Why is the Measurement of Solar Radiation Important?
Measuring the sun’s radiation outputhas a variety of useful purposes: it allows for the development of solar energy devices, makes it possible for doctors to issue advice about sun exposure, and permits scientists to predict rates of future global warming on a grander scale.
What’s Being Measured?
The measurement of solar radiation is based on a rate of kilowatts per square meter, represented as W/m2. This is the measurement standard for scientific data, designed for generating a direct estimate of solar energy – basically, how much sunlight is hitting a particular part of the Earth at any given time. Measurements taken for the purpose of energy production via solar panels and other photovoltaic equipment may be calculated in kilowatt-hours per square meter, or kWh/m2, designed to represent the amount of energy being generated by that sunlight.
Several different tools can be used to measure kilowatts and kilowatt-hours per square meter. A pyranometer is a device used to measure global solar radiation, while a pyrheliometer measures direct radiation. A pyranometer is comprised of a thermopile sensor with a black coating, which absorbs all solar radiation, and a glass dome, which limits the spectral response of the thermopile. A pyrheliometer works similarly, but is designed with a solar tracker to keep the device directly aimed at the sun for the duration of the measurement being taken.
Commercial and Scientific Use
Most of the tools used for the measurement of solar radiation are quite expensive, and are primarily utilized by meteorologists and other scientific researchers. Companies manufacturing solar panels and other forms of energy production utilizing solar radiation may also employ the use of these products.Actual solar radiation equipment is not often useful to the average person interested in measuring sunlight intensity for gauging solar panel productivity. Insolation tables, which specify the kilowatts per square meter recorded annually in different areas, are found online.

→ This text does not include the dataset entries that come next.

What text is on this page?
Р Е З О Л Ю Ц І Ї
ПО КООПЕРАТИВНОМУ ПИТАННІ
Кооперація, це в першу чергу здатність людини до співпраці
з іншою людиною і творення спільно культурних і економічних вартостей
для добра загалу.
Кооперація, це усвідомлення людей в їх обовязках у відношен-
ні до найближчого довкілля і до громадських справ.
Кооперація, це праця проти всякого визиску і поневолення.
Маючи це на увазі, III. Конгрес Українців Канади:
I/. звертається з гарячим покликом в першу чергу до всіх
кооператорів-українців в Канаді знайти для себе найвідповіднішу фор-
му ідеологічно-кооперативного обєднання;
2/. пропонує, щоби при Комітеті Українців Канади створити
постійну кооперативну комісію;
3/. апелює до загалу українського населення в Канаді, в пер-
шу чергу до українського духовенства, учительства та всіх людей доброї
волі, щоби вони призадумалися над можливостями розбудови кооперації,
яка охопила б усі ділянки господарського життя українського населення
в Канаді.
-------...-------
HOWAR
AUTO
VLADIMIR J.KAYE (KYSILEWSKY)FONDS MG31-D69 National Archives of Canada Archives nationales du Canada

The measurement of solar radiation is useful in much the same way that records of rainfall are useful – it gives us information about our world with which to make informed decisions. For example, insolation tables can help people in different areas decided whether solar panels are an appropriate alternative energy source. If there is not enough solar radiation, they may opt instead for wind power. Such data may also be useful when it comes to deciding how much sunscreen to wear, or for physicians looking to study rates of skin cancer in relation to rates of solar radiation exposure.
Although the technicality and special equipment required for the measurement of solar radiation may make it difficult for the laymanto understand, there are many practical uses for this data. Ultimately, as with many scientific measurements, the collection methods are less important for laymen than the results – but these, when interpreted and translated by the scientific community, can serve a variety of purposes.